Randomly sparsified Richardson iteration: A dimension-independent sparse linear solver
Jonathan Weare, Robert J. Webber
TL;DR
This work introduces randomly sparsified Richardson iteration (RSRI), a dimension-independent sparse linear solver that combines Richardson fixed-point iterations with random sparsification to solve $A x=b$ using at most $m$ nonzeros per update. The authors provide a complete mathematical analysis showing faster-than-Monte Carlo convergence, with explicit bias-variance bounds and conditions under which RSRI converges, even when the solution vector is too large to store densely. The PageRank problem is used as a primary application, where RSRI achieves improved variance decay and demonstrates practical scalability to very large graphs, aided by the pivotal sparsification design.
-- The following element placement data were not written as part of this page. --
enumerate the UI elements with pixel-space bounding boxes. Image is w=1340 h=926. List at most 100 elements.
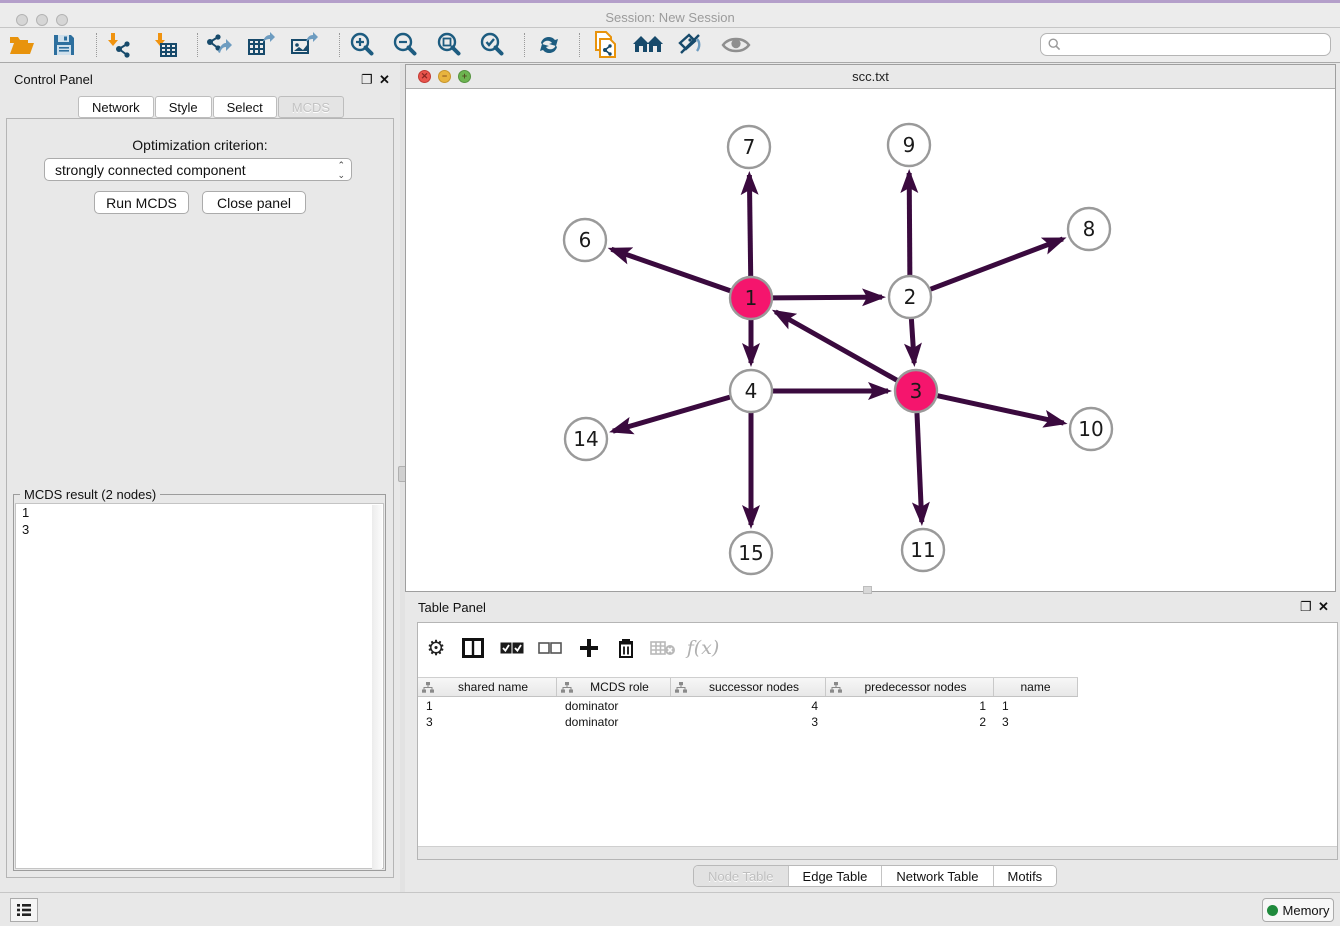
node-10[interactable]: 10 bbox=[1070, 408, 1112, 450]
open-session-icon[interactable] bbox=[4, 30, 40, 60]
node-15[interactable]: 15 bbox=[730, 532, 772, 574]
search-input[interactable] bbox=[1061, 37, 1330, 52]
control-panel-title: Control Panel bbox=[14, 72, 93, 87]
control-panel-float-icon[interactable]: ❐ bbox=[361, 73, 373, 86]
delete-column-icon[interactable] bbox=[609, 633, 643, 663]
birdseye-view-icon[interactable] bbox=[718, 30, 754, 60]
cell-shared-name[interactable]: 3 bbox=[418, 714, 557, 730]
column-header-shared-name[interactable]: shared name bbox=[418, 678, 557, 696]
import-network-icon[interactable] bbox=[100, 30, 136, 60]
result-scrollbar[interactable] bbox=[372, 505, 382, 869]
table-panel-float-icon[interactable]: ❐ bbox=[1300, 600, 1312, 613]
tab-node-table[interactable]: Node Table bbox=[694, 866, 789, 886]
cell-name[interactable]: 1 bbox=[994, 698, 1078, 714]
edge-4-14[interactable] bbox=[613, 397, 730, 431]
zoom-fit-icon[interactable] bbox=[431, 30, 467, 60]
zoom-out-icon[interactable] bbox=[387, 30, 423, 60]
optimization-criterion-value: strongly connected component bbox=[55, 162, 246, 178]
task-history-button[interactable] bbox=[10, 898, 38, 922]
table-columns-icon[interactable] bbox=[456, 633, 490, 663]
node-6[interactable]: 6 bbox=[564, 219, 606, 261]
memory-label: Memory bbox=[1283, 903, 1330, 918]
edge-2-3[interactable] bbox=[911, 319, 914, 363]
hide-labels-icon[interactable] bbox=[673, 30, 709, 60]
tab-style[interactable]: Style bbox=[155, 96, 212, 118]
refresh-icon[interactable] bbox=[531, 30, 567, 60]
table-hscrollbar[interactable] bbox=[418, 846, 1337, 859]
column-type-icon bbox=[422, 682, 434, 693]
control-panel-close-icon[interactable]: ✕ bbox=[379, 73, 390, 86]
node-4[interactable]: 4 bbox=[730, 370, 772, 412]
run-mcds-button[interactable]: Run MCDS bbox=[94, 191, 189, 214]
export-network-icon[interactable] bbox=[200, 30, 236, 60]
node-9[interactable]: 9 bbox=[888, 124, 930, 166]
mcds-result-text-area[interactable]: 13 bbox=[15, 503, 384, 869]
column-type-icon bbox=[830, 682, 842, 693]
select-all-rows-icon[interactable] bbox=[495, 633, 529, 663]
tab-network-table[interactable]: Network Table bbox=[882, 866, 993, 886]
node-7[interactable]: 7 bbox=[728, 126, 770, 168]
deselect-all-rows-icon[interactable] bbox=[533, 633, 567, 663]
edge-3-11[interactable] bbox=[917, 413, 922, 522]
node-2[interactable]: 2 bbox=[889, 276, 931, 318]
table-row[interactable]: 1dominator411 bbox=[418, 698, 1078, 714]
network-home-icon[interactable] bbox=[630, 30, 666, 60]
tab-network[interactable]: Network bbox=[78, 96, 154, 118]
node-1[interactable]: 1 bbox=[730, 277, 772, 319]
column-header-name[interactable]: name bbox=[994, 678, 1078, 696]
cell-shared-name[interactable]: 1 bbox=[418, 698, 557, 714]
horizontal-splitter-grip[interactable] bbox=[863, 586, 872, 594]
edge-2-8[interactable] bbox=[931, 239, 1063, 289]
optimization-criterion-select[interactable]: strongly connected component ⌃⌄ bbox=[44, 158, 352, 181]
select-chevrons-icon: ⌃⌄ bbox=[337, 160, 345, 180]
column-header-successor-nodes[interactable]: successor nodes bbox=[671, 678, 826, 696]
tab-motifs[interactable]: Motifs bbox=[994, 866, 1057, 886]
function-builder-icon[interactable]: f(x) bbox=[686, 633, 720, 663]
zoom-in-icon[interactable] bbox=[344, 30, 380, 60]
table-header-row: shared nameMCDS rolesuccessor nodesprede… bbox=[418, 677, 1078, 697]
node-label: 3 bbox=[910, 379, 923, 403]
node-3[interactable]: 3 bbox=[895, 370, 937, 412]
edge-2-9[interactable] bbox=[909, 173, 910, 275]
edge-3-1[interactable] bbox=[775, 312, 896, 380]
table-settings-icon[interactable]: ⚙ bbox=[419, 633, 453, 663]
tab-edge-table[interactable]: Edge Table bbox=[789, 866, 883, 886]
duplicate-network-icon[interactable] bbox=[587, 30, 623, 60]
edge-1-2[interactable] bbox=[773, 297, 882, 298]
node-8[interactable]: 8 bbox=[1068, 208, 1110, 250]
cell-MCDS-role[interactable]: dominator bbox=[557, 698, 671, 714]
cell-name[interactable]: 3 bbox=[994, 714, 1078, 730]
app-titlebar: Session: New Session bbox=[0, 3, 1340, 28]
delete-table-icon[interactable] bbox=[646, 633, 680, 663]
cell-successor-nodes[interactable]: 3 bbox=[671, 714, 826, 730]
node-label: 4 bbox=[745, 379, 758, 403]
cell-successor-nodes[interactable]: 4 bbox=[671, 698, 826, 714]
node-11[interactable]: 11 bbox=[902, 529, 944, 571]
edge-3-10[interactable] bbox=[937, 396, 1063, 423]
tab-select[interactable]: Select bbox=[213, 96, 277, 118]
column-header-predecessor-nodes[interactable]: predecessor nodes bbox=[826, 678, 994, 696]
close-panel-button[interactable]: Close panel bbox=[202, 191, 306, 214]
edge-1-6[interactable] bbox=[611, 249, 730, 291]
edge-1-7[interactable] bbox=[749, 175, 750, 276]
zoom-selected-icon[interactable] bbox=[474, 30, 510, 60]
add-column-icon[interactable] bbox=[572, 633, 606, 663]
memory-button[interactable]: Memory bbox=[1262, 898, 1334, 922]
cell-predecessor-nodes[interactable]: 1 bbox=[826, 698, 994, 714]
save-session-icon[interactable] bbox=[46, 30, 82, 60]
table-tabs: Node Table Edge Table Network Table Moti… bbox=[693, 865, 1057, 887]
tab-mcds[interactable]: MCDS bbox=[278, 96, 344, 118]
node-14[interactable]: 14 bbox=[565, 418, 607, 460]
column-header-MCDS-role[interactable]: MCDS role bbox=[557, 678, 671, 696]
search-box[interactable] bbox=[1040, 33, 1331, 56]
toolbar-divider bbox=[339, 33, 340, 57]
cell-MCDS-role[interactable]: dominator bbox=[557, 714, 671, 730]
export-table-icon[interactable] bbox=[243, 30, 279, 60]
cell-predecessor-nodes[interactable]: 2 bbox=[826, 714, 994, 730]
table-row[interactable]: 3dominator323 bbox=[418, 714, 1078, 730]
table-panel-close-icon[interactable]: ✕ bbox=[1318, 600, 1329, 613]
optimization-criterion-label: Optimization criterion: bbox=[0, 137, 400, 153]
import-table-icon[interactable] bbox=[147, 30, 183, 60]
network-canvas[interactable]: 7 9 6 8 1 2 4 3 14 10 15 11 bbox=[406, 89, 1335, 591]
export-image-icon[interactable] bbox=[286, 30, 322, 60]
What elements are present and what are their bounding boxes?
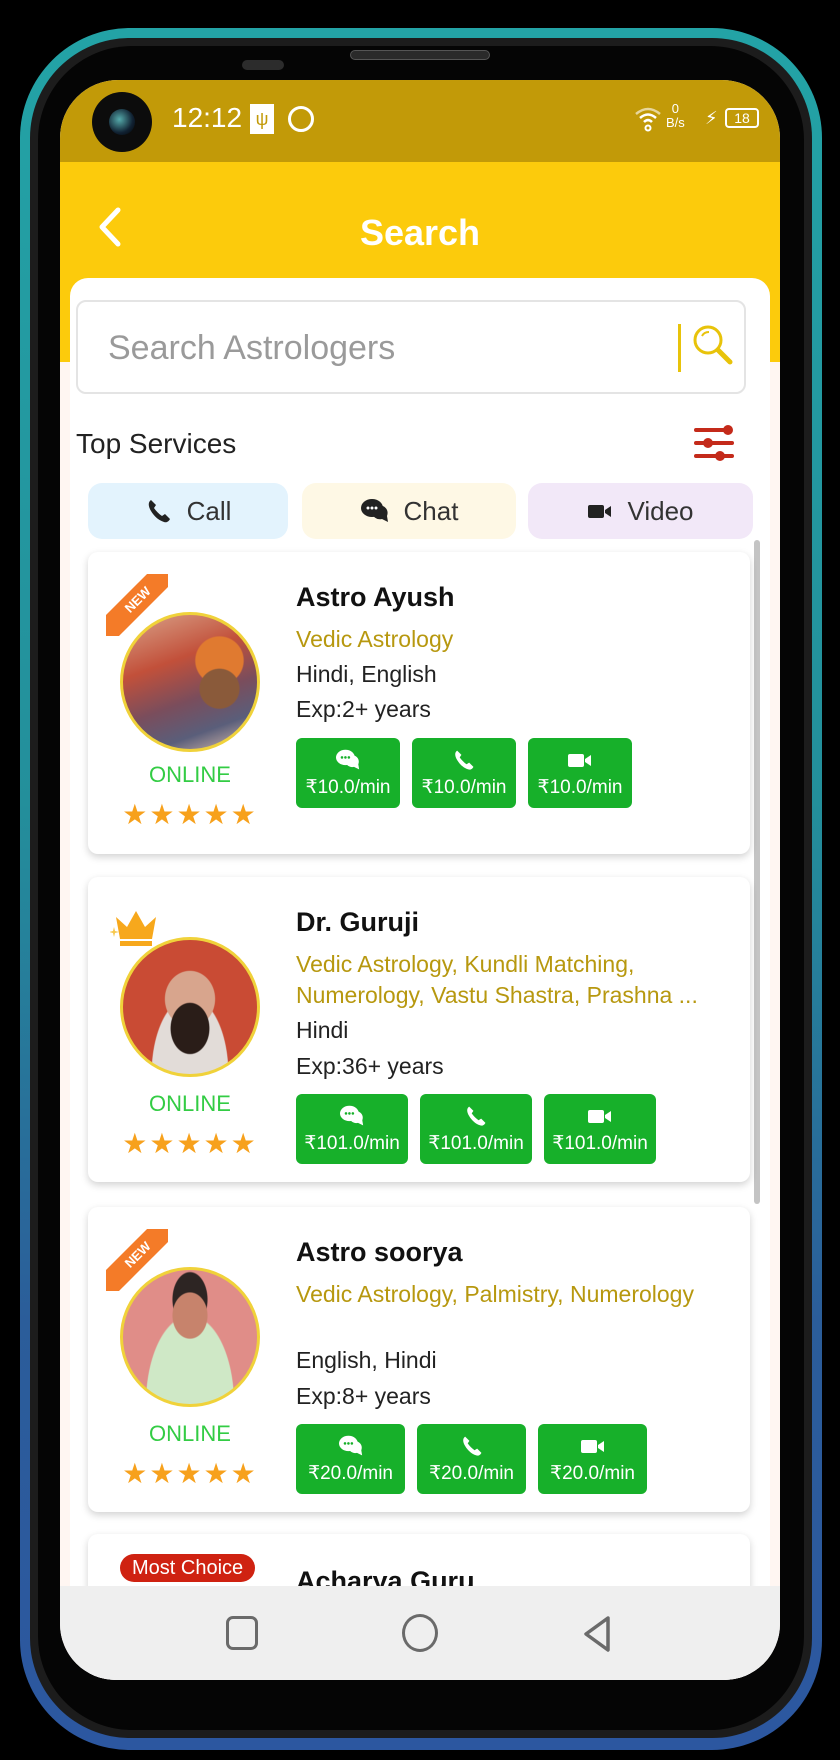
astrologer-card[interactable]: NEW ONLINE ★★★★★ Astro soorya Vedic Astr… [88,1207,750,1512]
call-price-button[interactable]: ₹20.0/min [417,1424,526,1494]
astrologer-skills: Vedic Astrology, Kundli Matching, Numero… [296,951,698,1008]
chat-price: ₹10.0/min [305,776,391,798]
price-buttons: ₹20.0/min ₹20.0/min ₹20.0/min [296,1424,647,1494]
astrologer-skills: Vedic Astrology [296,626,454,652]
astrologer-card[interactable]: NEW ONLINE ★★★★★ Astro Ayush Vedic Astro… [88,552,750,854]
page-title: Search [359,212,481,253]
chip-video[interactable]: Video [528,483,753,539]
chat-price-button[interactable]: ₹10.0/min [296,738,400,808]
astrologer-languages: Hindi [296,1017,349,1043]
network-speed: 0 B/s [666,102,685,130]
astrologer-experience: Exp:8+ years [296,1383,431,1409]
astrologer-experience: Exp:36+ years [296,1053,444,1079]
video-icon [580,1439,604,1453]
astrologer-skills: Vedic Astrology, Palmistry, Numerology [296,1281,694,1307]
video-price-button[interactable]: ₹20.0/min [538,1424,647,1494]
chat-price: ₹101.0/min [304,1132,400,1154]
battery-icon: 18 [725,108,759,128]
list-scrollbar[interactable] [754,540,760,1204]
status-time: 12:12 [172,102,243,133]
chip-call-label: Call [186,495,232,526]
star-rating: ★★★★★ [122,1458,258,1489]
back-triangle-icon[interactable] [580,1614,614,1654]
avatar[interactable] [120,612,260,752]
most-choice-badge: Most Choice [120,1554,256,1582]
astrologer-languages: English, Hindi [296,1347,437,1373]
status-bar: 12:12 ψ 0 B/s ⚡ 18 [60,80,780,162]
system-nav-bar [60,1586,780,1680]
chat-icon [360,499,388,522]
proximity-sensor [242,60,284,70]
crown-icon [110,911,156,946]
top-services-title: Top Services [76,428,237,459]
chip-call[interactable]: Call [88,483,288,539]
video-price-button[interactable]: ₹101.0/min [544,1094,656,1164]
chat-icon [336,749,360,769]
network-speed-unit: B/s [666,115,685,130]
phone-icon [455,750,474,770]
online-status: ONLINE [149,1421,231,1446]
price-buttons: ₹10.0/min ₹10.0/min ₹10.0/min [296,738,632,808]
search-icon[interactable] [690,322,736,368]
search-divider [678,324,681,372]
video-price-button[interactable]: ₹10.0/min [528,738,632,808]
home-button[interactable] [402,1614,438,1652]
video-icon [588,505,612,518]
service-chips: Call Chat Video [88,483,753,539]
astrologer-name[interactable]: Astro Ayush [296,582,455,613]
chat-price-button[interactable]: ₹20.0/min [296,1424,405,1494]
online-status: ONLINE [149,1091,231,1116]
phone-icon [467,1106,486,1126]
search-input[interactable] [108,320,648,376]
chat-price-button[interactable]: ₹101.0/min [296,1094,408,1164]
phone-icon [148,500,170,523]
call-price-button[interactable]: ₹10.0/min [412,738,516,808]
call-price: ₹101.0/min [428,1132,524,1154]
astrologer-name[interactable]: Dr. Guruji [296,907,419,938]
star-rating: ★★★★★ [122,1128,258,1159]
network-speed-value: 0 [671,101,680,116]
video-price: ₹10.0/min [537,776,623,798]
call-price: ₹10.0/min [421,776,507,798]
call-price: ₹20.0/min [429,1462,514,1484]
avatar[interactable] [120,937,260,1077]
star-rating: ★★★★★ [122,799,258,830]
sync-icon [288,106,314,132]
call-price-button[interactable]: ₹101.0/min [420,1094,532,1164]
earpiece-speaker [350,50,490,60]
astrologer-experience: Exp:2+ years [296,696,431,722]
front-camera [92,92,152,152]
phone-icon [462,1436,481,1456]
video-icon [588,1109,611,1123]
chat-icon [338,1435,362,1455]
wifi-icon [635,107,661,132]
video-price: ₹101.0/min [552,1132,648,1154]
video-price: ₹20.0/min [550,1462,635,1484]
charging-bolt-icon: ⚡ [705,108,718,128]
online-status: ONLINE [149,762,231,787]
chat-price: ₹20.0/min [308,1462,393,1484]
price-buttons: ₹101.0/min ₹101.0/min ₹101.0/min [296,1094,656,1164]
sliders-icon[interactable] [692,424,736,462]
usb-icon: ψ [250,104,274,134]
video-icon [568,753,591,767]
chat-icon [340,1105,364,1125]
search-box [76,300,746,394]
chip-chat[interactable]: Chat [302,483,516,539]
phone-screen: 12:12 ψ 0 B/s ⚡ 18 Search Search Astrolo… [60,80,780,1680]
avatar[interactable] [120,1267,260,1407]
astrologer-name[interactable]: Astro soorya [296,1237,463,1268]
chip-chat-label: Chat [403,495,459,526]
search-content: Top Services Call [70,278,770,1680]
chip-video-label: Video [627,495,694,526]
recents-button[interactable] [226,1616,258,1650]
astrologer-languages: Hindi, English [296,661,437,687]
astrologer-card[interactable]: ONLINE ★★★★★ Dr. Guruji Vedic Astrology,… [88,877,750,1182]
By situating RSRI relative to Monte Carlo methods, SGD, deterministic sparse methods, and fast randomized iteration, the paper establishes a principled framework for sparsified fixed-point solvers with provable performance, including near-optimal triple-norm error behavior and explicit guidelines for choosing sparsity $m$.
Abstract
Recently, a class of algorithms combining classical fixed point iterations with repeated random sparsification of approximate solution vectors has been successfully applied to eigenproblems with matrices as large as $10^{108} \times 10^{108}$. So far, a complete mathematical explanation for their success has proven elusive. The family of methods has not yet been extended to the important case of linear system solves. In this paper we propose a new scheme based on repeated random sparsification that is capable of solving sparse linear systems in arbitrarily high dimensions. We provide a complete mathematical analysis of this new algorithm. Our analysis establishes a faster-than-Monte Carlo convergence rate and justifies use of the scheme even when the solution vector itself is too large to store.